Growth and inflation expectations
Source: Bank of America Global Fund Manager Survey, Apr 2021
As you can see in the above chart, more investors expecting higher growth/higher inflation than higher growth/lower inflation has only happened on two other occasions: March 2011 and December 2016.
Fund managers’ profit expectations also remain “extremely high”, according to Bank of America. A net 85 per cent think global profits will improve over the next year; this is down on last month’s reading but is still near to all-time highs.
This optimism in the economic backdrop led fund managers to continue buying risk assets.

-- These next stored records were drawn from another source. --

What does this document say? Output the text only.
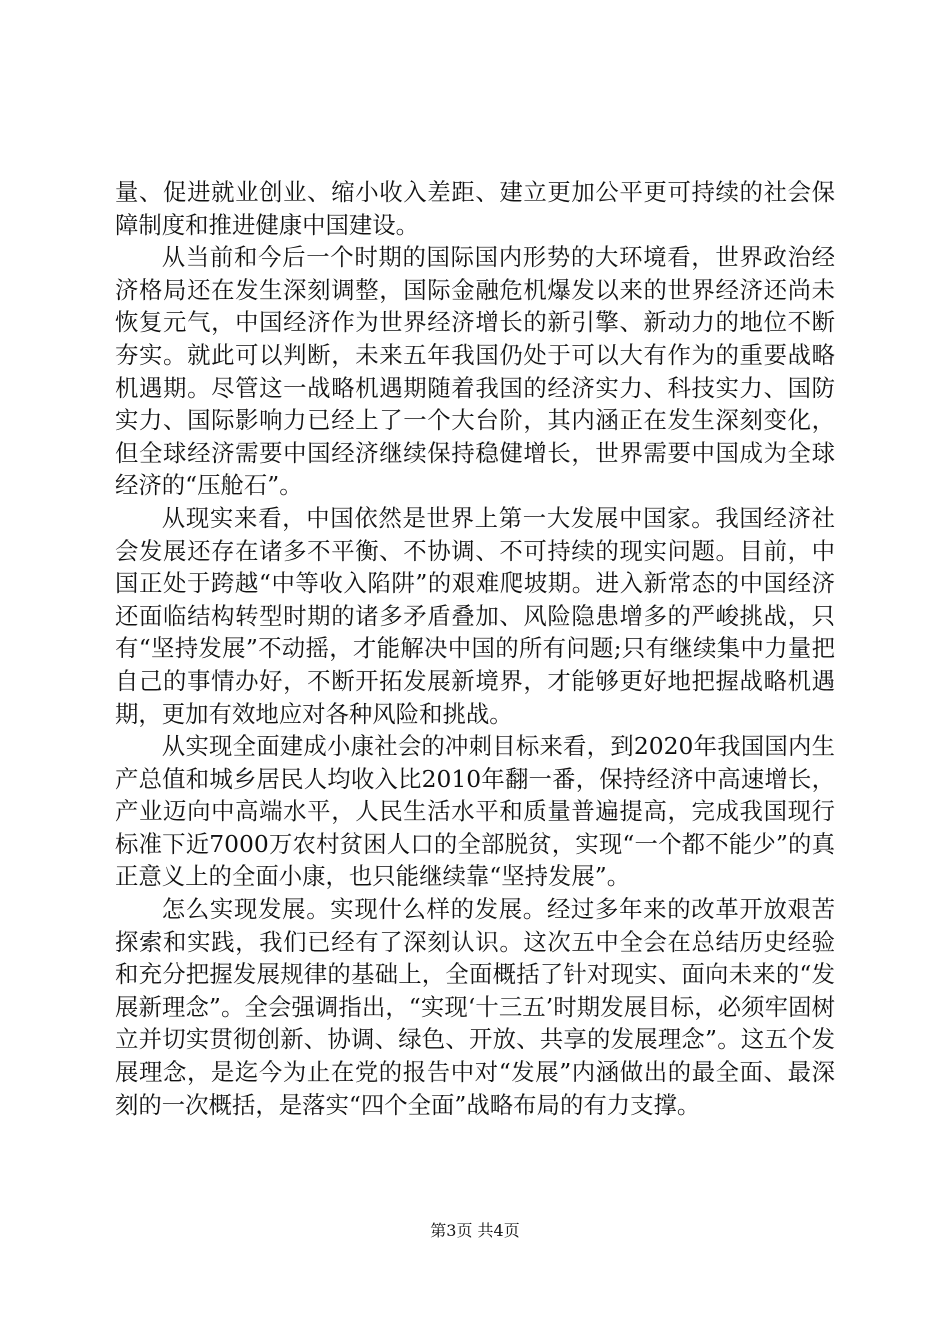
量、促进就业创业、缩小收入差距、建立更加公平更可持续的社会保障制度和推进健康中国建设。

从当前和今后一个时期的国际国内形势的大环境看，世界政治经济格局还在发生深刻调整，国际金融危机爆发以来的世界经济还尚未恢复元气，中国经济作为世界经济增长的新引擎、新动力的地位不断夯实。就此可以判断，未来五年我国仍处于可以大有作为的重要战略机遇期。尽管这一战略机遇期随着我国的经济实力、科技实力、国防实力、国际影响力已经上了一个大台阶，其内涵正在发生深刻变化，但全球经济需要中国经济继续保持稳健增长，世界需要中国成为全球经济的“压舱石”。

从现实来看，中国依然是世界上第一大发展中国家。我国经济社会发展还存在诸多不平衡、不协调、不可持续的现实问题。目前，中国正处于跨越“中等收入陷阱”的艰难爬坡期。进入新常态的中国经济还面临结构转型时期的诸多矛盾叠加、风险隐患增多的严峻挑战，只有“坚持发展”不动摇，才能解决中国的所有问题;只有继续集中力量把自己的事情办好，不断开拓发展新境界，才能够更好地把握战略机遇期，更加有效地应对各种风险和挑战。

从实现全面建成小康社会的冲刺目标来看，到2020年我国国内生产总值和城乡居民人均收入比2010年翻一番，保持经济中高速增长，产业迈向中高端水平，人民生活水平和质量普遍提高，完成我国现行标准下近7000万农村贫困人口的全部脱贫，实现“一个都不能少”的真正意义上的全面小康，也只能继续靠“坚持发展”。

怎么实现发展。实现什么样的发展。经过多年来的改革开放艰苦探索和实践，我们已经有了深刻认识。这次五中全会在总结历史经验和充分把握发展规律的基础上，全面概括了针对现实、面向未来的“发展新理念”。全会强调指出，“实现‘十三五’时期发展目标，必须牢固树立并切实贯彻创新、协调、绿色、开放、共享的发展理念”。这五个发展理念，是迄今为止在党的报告中对“发展”内涵做出的最全面、最深刻的一次概括，是落实“四个全面”战略布局的有力支撑。

第3页 共4页
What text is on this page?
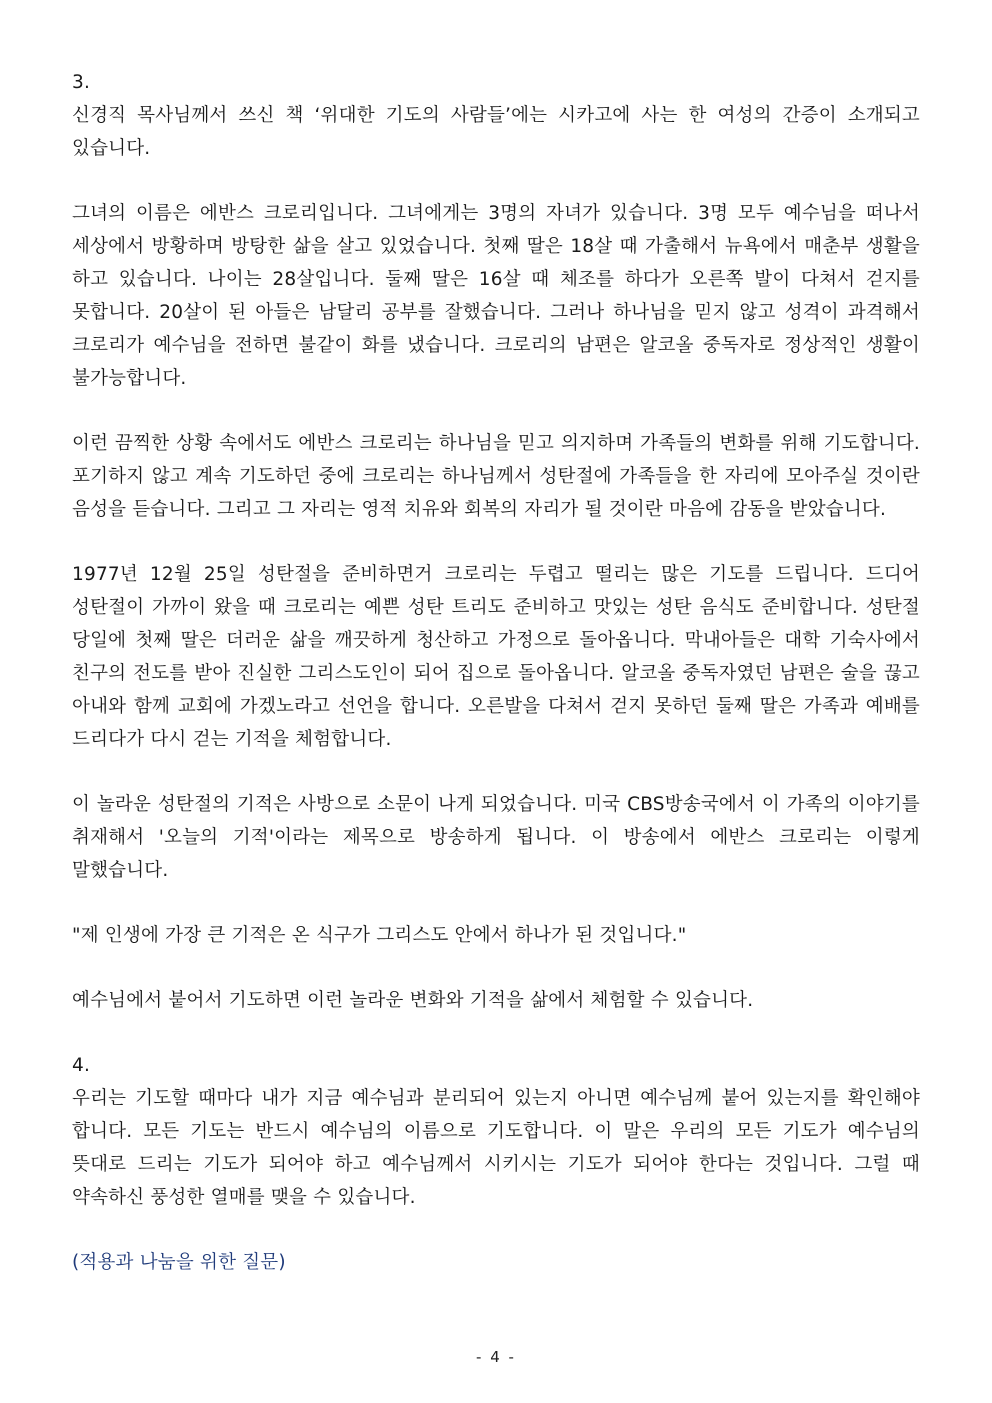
3.

신경직 목사님께서 쓰신 책 ‘위대한 기도의 사람들’에는 시카고에 사는 한 여성의 간증이 소개되고 있습니다.

그녀의 이름은 에반스 크로리입니다. 그녀에게는 3명의 자녀가 있습니다. 3명 모두 예수님을 떠나서 세상에서 방황하며 방탕한 삶을 살고 있었습니다. 첫째 딸은 18살 때 가출해서 뉴욕에서 매춘부 생활을 하고 있습니다. 나이는 28살입니다. 둘째 딸은 16살 때 체조를 하다가 오른쪽 발이 다쳐서 걷지를 못합니다. 20살이 된 아들은 남달리 공부를 잘했습니다. 그러나 하나님을 믿지 않고 성격이 과격해서 크로리가 예수님을 전하면 불같이 화를 냈습니다. 크로리의 남편은 알코올 중독자로 정상적인 생활이 불가능합니다.

이런 끔찍한 상황 속에서도 에반스 크로리는 하나님을 믿고 의지하며 가족들의 변화를 위해 기도합니다. 포기하지 않고 계속 기도하던 중에 크로리는 하나님께서 성탄절에 가족들을 한 자리에 모아주실 것이란 음성을 듣습니다. 그리고 그 자리는 영적 치유와 회복의 자리가 될 것이란 마음에 감동을 받았습니다.

1977년 12월 25일 성탄절을 준비하면거 크로리는 두렵고 떨리는 많은 기도를 드립니다. 드디어 성탄절이 가까이 왔을 때 크로리는 예쁜 성탄 트리도 준비하고 맛있는 성탄 음식도 준비합니다. 성탄절 당일에 첫째 딸은 더러운 삶을 깨끗하게 청산하고 가정으로 돌아옵니다. 막내아들은 대학 기숙사에서 친구의 전도를 받아 진실한 그리스도인이 되어 집으로 돌아옵니다. 알코올 중독자였던 남편은 술을 끊고 아내와 함께 교회에 가겠노라고 선언을 합니다. 오른발을 다쳐서 걷지 못하던 둘째 딸은 가족과 예배를 드리다가 다시 걷는 기적을 체험합니다.

이 놀라운 성탄절의 기적은 사방으로 소문이 나게 되었습니다. 미국 CBS방송국에서 이 가족의 이야기를 취재해서 '오늘의 기적'이라는 제목으로 방송하게 됩니다. 이 방송에서 에반스 크로리는 이렇게 말했습니다.

"제 인생에 가장 큰 기적은 온 식구가 그리스도 안에서 하나가 된 것입니다."

예수님에서 붙어서 기도하면 이런 놀라운 변화와 기적을 삶에서 체험할 수 있습니다.

4.

우리는 기도할 때마다 내가 지금 예수님과 분리되어 있는지 아니면 예수님께 붙어 있는지를 확인해야 합니다. 모든 기도는 반드시 예수님의 이름으로 기도합니다. 이 말은 우리의 모든 기도가 예수님의 뜻대로 드리는 기도가 되어야 하고 예수님께서 시키시는 기도가 되어야 한다는 것입니다. 그럴 때 약속하신 풍성한 열매를 맺을 수 있습니다.

(적용과 나눔을 위한 질문)

- 4 -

A net 21 per cent of managers said they are currently taking higher than normal levels of risk in their portfolios, up 1 percentage point from the previous month.
Net % of managers with overweight to equities
Source: Bank of America Global Fund Manager Survey, Apr 2021
The net overweight to equities rose slightly in April to 62 per cent, which is close to a record and the second highest reading in the survey’s history, while the allocation to bonds fell.
Commodities however, saw their overweight slip back from last month’s record high, leading Bank of America to suggest optimism in commodities has peaked.
On a 12-month view, a record net 53 per cent of fund managers expect value stocks to beat growth while a net 24 per cent think small-caps will outperform large-caps.
Fund managers’ expectations for the next 12 months
Source: Bank of America Global Fund Manager Survey, Apr 2021
Another record was that a net 45 per cent of investors said high-yield bonds will beat investment grade over the coming year, again highlighting their confidence in the economic outlook.
The result of this is that consensus positioning among portfolios is towards cyclical stocks (or those that perform better when the economy is stronger), with high exposure to areas like banks, industrials, the UK and emerging markets.
Current portfolio positioning relative to past 10yrs
Source: Bank of America Global Fund Manager Survey, Apr 2021
A net 30 per cent of respondents are now overweight banks, which is the first time this has been the most overweighted sector since May 2018.
That said, April did see fund managers add to positions in tech stocks, which have led the market for much of the recent past but were being sold down earlier in 2021 as investors rotated out of growth stocks.
Bank of America said the move back into tech suggests asset allocators are running a barbell between tech stocks – which are expected to be beneficiaries of several long-term, post-pandemic trends – and cyclicals that will perform strongly as the economy recovers.